В мире нет ничего, что может сделать человека менее подверженным смерти. Не обладают этой властью ни деньги, ни власть, ни слава. Все кончается смертью, которая может прийти сегодня, завтра, в любое иное время. Но все равно это ничто в сравнении с вечностью.
Эти вопросы постоянно занимают Пьера, и потому он с такой надеждой обращается к масонству, одна из семи добродетелей которого является любовь к смерти. В ней, этой добродетели, смерти отводится роль спасительницы человека от «бедственной жизни», которую он вынужден влачить в неустанных трудах, в которых утомляется его душа. Но если человек любит жизнь, как, например, Пьер, и не хотел бы ее скорого окончания? Это слабость, объясняют Пьеру масоны.
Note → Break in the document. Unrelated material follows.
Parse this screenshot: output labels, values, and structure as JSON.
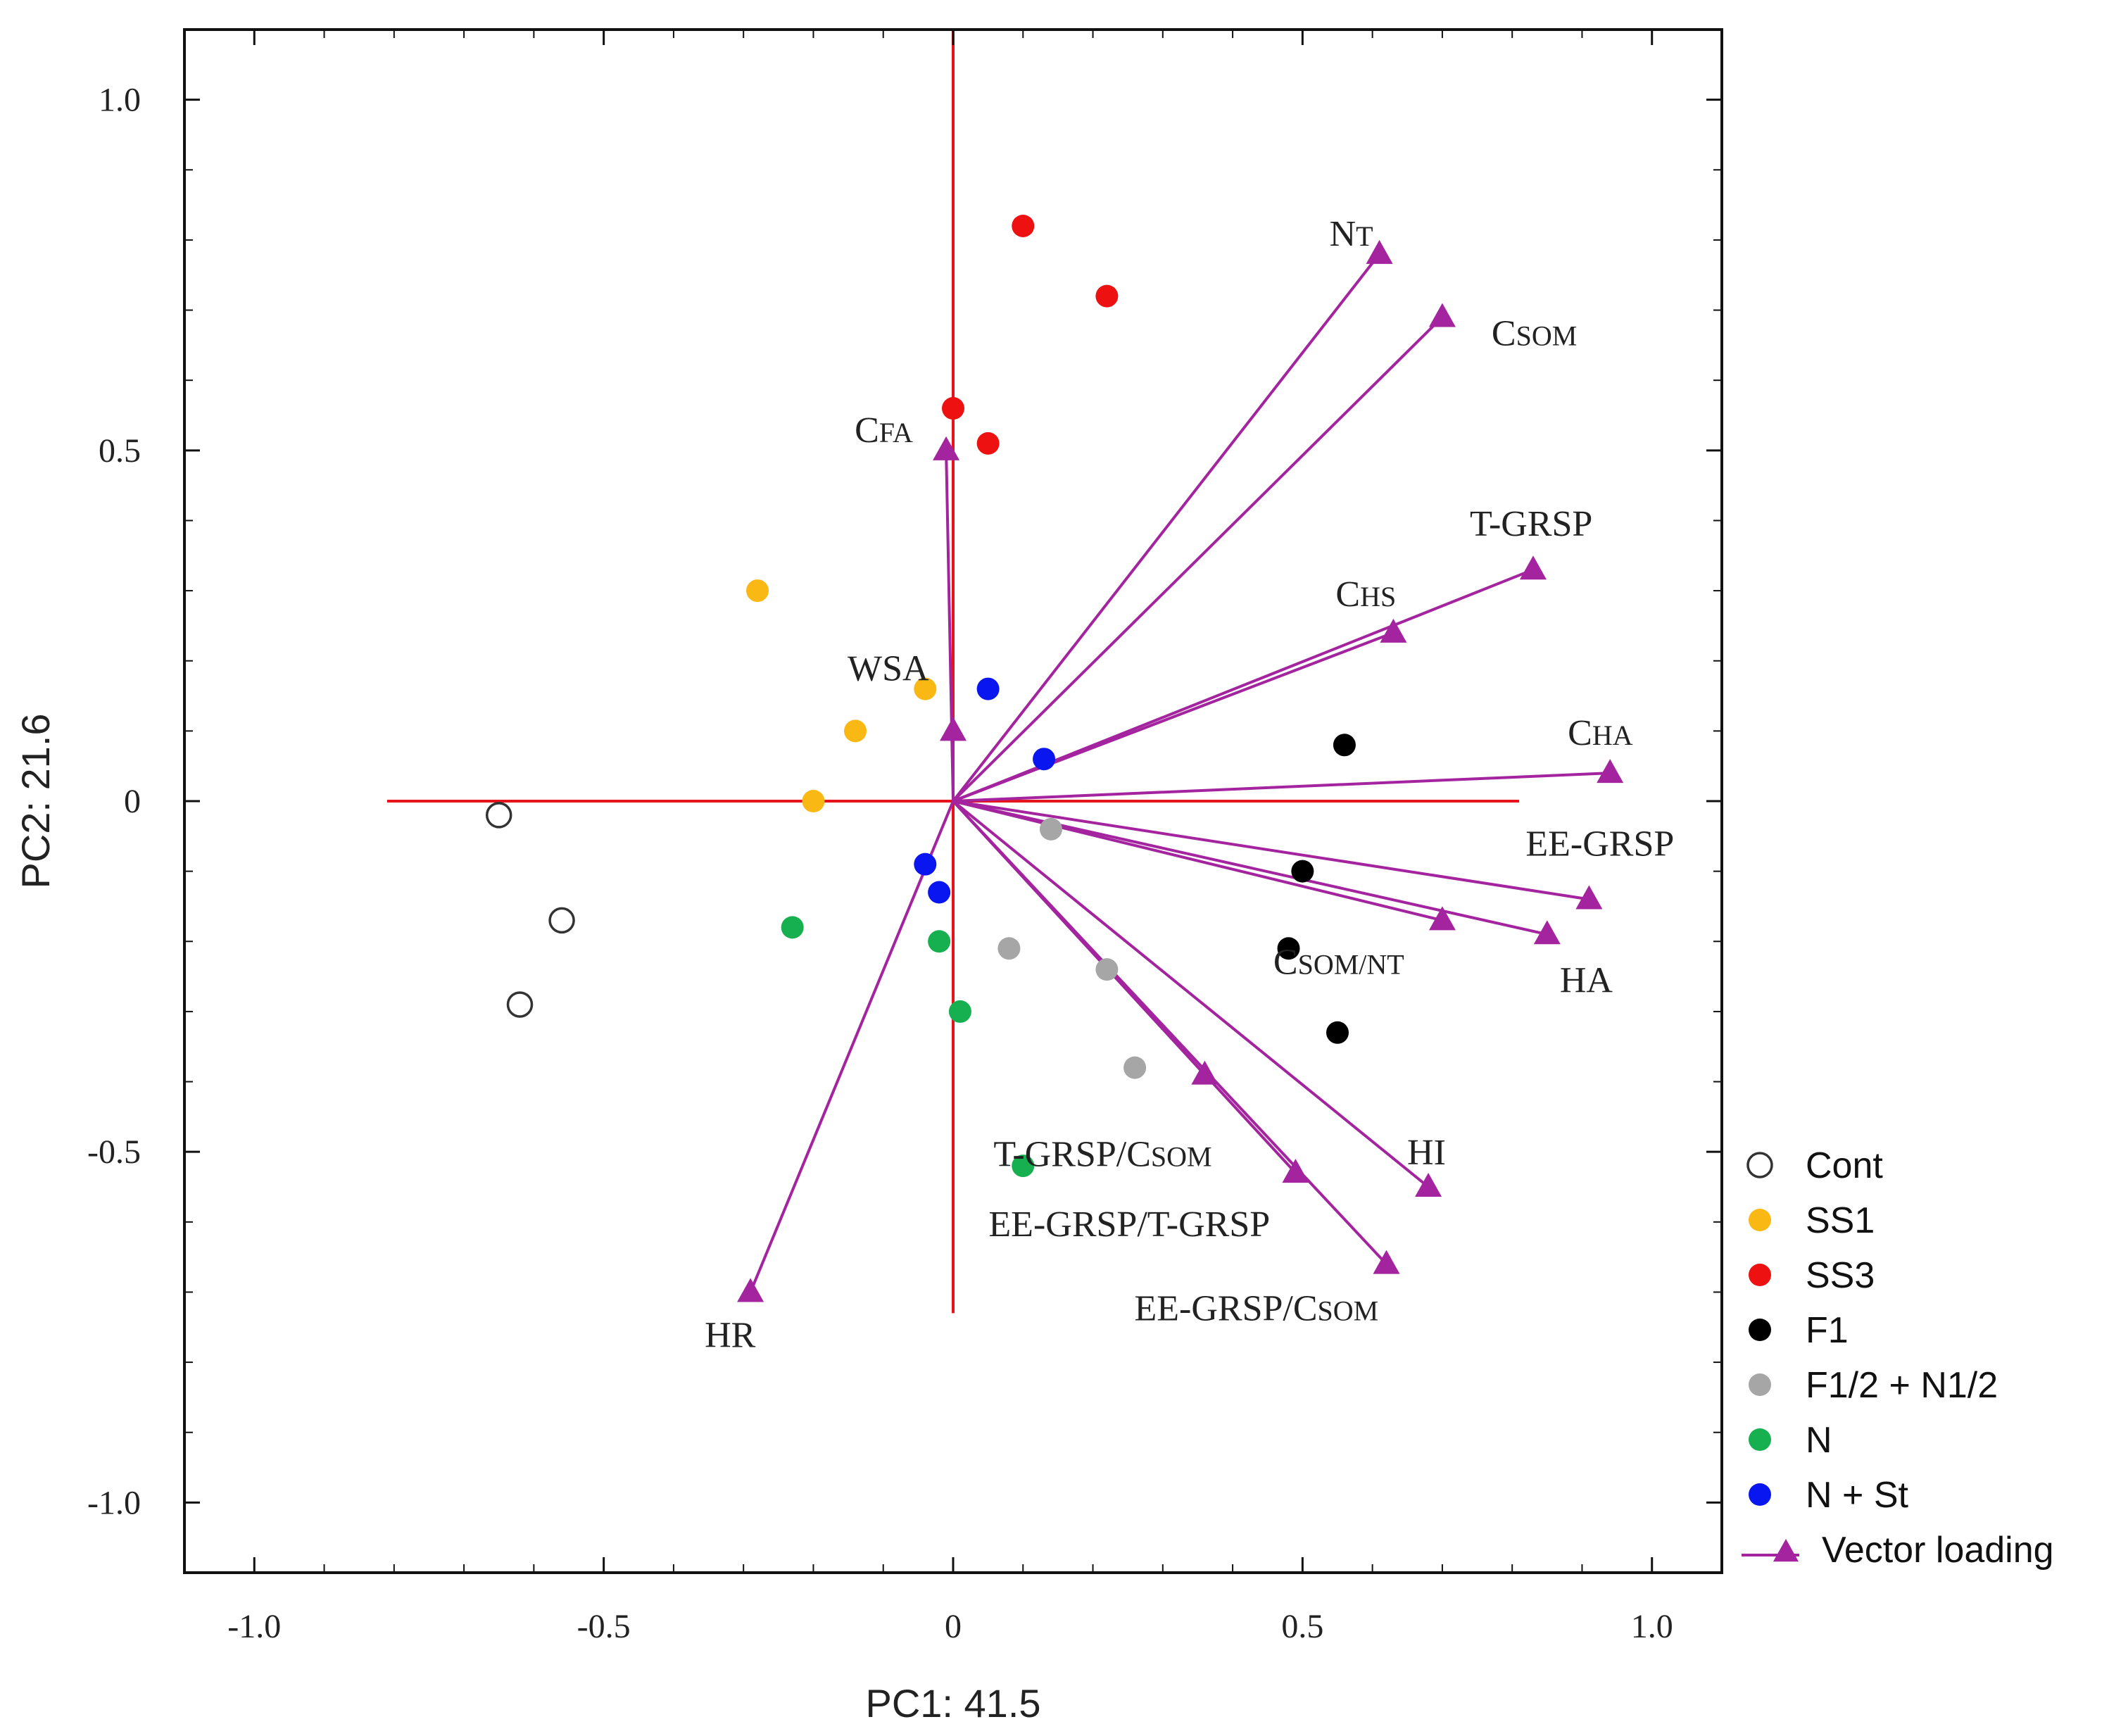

В своих стараниях понять природу смерти Толстой, как мы уже говорили, обращается к ее расширительному толкованию — как неживого, не осененного духовностью, аморального, наконец. И может быть, особенно тщательно технологию действия неживого по поглощению — умерщвлению живого (сбрасыванию его с его духовно-нравственного пьедестала) он демонстрирует на примере обольщения Наташи Анатолем Курагиным.
Как помним, граф Илья Андреевич для решения неотложных дел приезжает из деревни в Москву, взяв с собой Наташу и Соню. Здесь семейство оказывается вовлечено в круг влияния Элен Курагиной и ее общества, состоящего «из мужчин и дам, известных вольностью обращения». Само агрессивное действие неживого (искусственного) по ассимилированию живого Толстой показывает на фоне оперного представления, изображая его подчеркнуто иронически: «На сцене были ровные доски посередине, с боков стояли крашеные картоны, изображавшие деревья, позади было протянуто полотно на досках. В середине сцены сидели девицы в красных корсажах и белых юбках. Одна, очень толстая, в шелковом белом платье, сидела особо, на низкой скамеечке, к которой был приклеен сзади зеленый картон. Все они пели что-то. Когда они кончили свою песню, девица в белом подошла к будочке суфлера, и к ней подошел мужчина в шелковых в обтяжку панталонах на толстых ногах, с пером и кинжалом, и стал петь и разводить руками.
…Они пропели вдвоем, и все в театре стали хлопать и кричать, а мужчина и женщина на сцене, которые изображали влюбленных, стали, улыбаясь и разводя руками, кланяться»[545]
.Оказавшись в театре после приезда из деревни и пребывая еще в «серьезном настроении», Наташа сперва смотрит на все происходящее с удивлением, недоумением и насмешкой. Оно даже кажется ей «диким». Отметим, что эту реакцию естественного, живого на искусственное, театральное, неживое Толстой развивает непрерывно, возвращаясь к нему несколько раз на протяжении всей IX и X главы четвертой части второго тома. Делается это, на наш взгляд, для того, чтобы лучше встроить происходящее с Наташей, ярче показать процесс «поглощения живого неживым», поскольку в этом околотеатральном человеческом, но все же искусственном мире все происходит так же, как и на подмостках с крашеными картонами. Показывая общение Наташи с Элен и ее братом Анатолем вперемешку с представлением на сцене сцен жизни, любви и смерти, Толстой подчеркивает не просто подобие, но принципиальную однотипность разворачивающихся событий.
В атмосфере театра на сцене и в жизни Наташу постепенно начинает охватывать состояние «опьянения». Она, подчеркивает Толстой, перестает понимать, где она и что с ней делается. В ее голове начинают мелькать неожиданные, не связанные между собой мысли. «То ей приходила мысль вскочить на рампу и пропеть ту арию, которую пела актриса, то ей хотелось зацепить веером недалеко от нее сидящего старичка, то перегнуться к Элен и защекотать ее»[546]
. В состоянии опьянения, в котором она находилась, все казалось просто и естественно. И в это время она увидела Анатоля, на лице которого читалось выражение «добродушного довольства и веселья». Анатоль расположился в партере рядом с Долоховым, который сидел в первом ряду, упершись ногой в рампу. Позой хозяина, развалившегося в кресле, как у себя дома, Толстой дает понять, что Наташа попала в чуждое ей прежде царство — царство неживого, царство смерти.Здесь, в этом царстве искусственного, Долохов, Элен и Анатоль, как настоящие ангелы смерти, правят бал. При этом они, как и актеры на сцене, подделываются под живое. Делать им это тем более не сложно, что они действительно внешне красивы и вполне самоуверенны, так что Наташе они и все окружающее начинает казаться радостным и веселым. Невольно она и сама начинает подражать Элен, начав с простого — улыбнувшись Борису Друбецкому так же, как это делала графиня Безухова, а потом сев так, чтобы Анатолю лучше был виден ее профиль.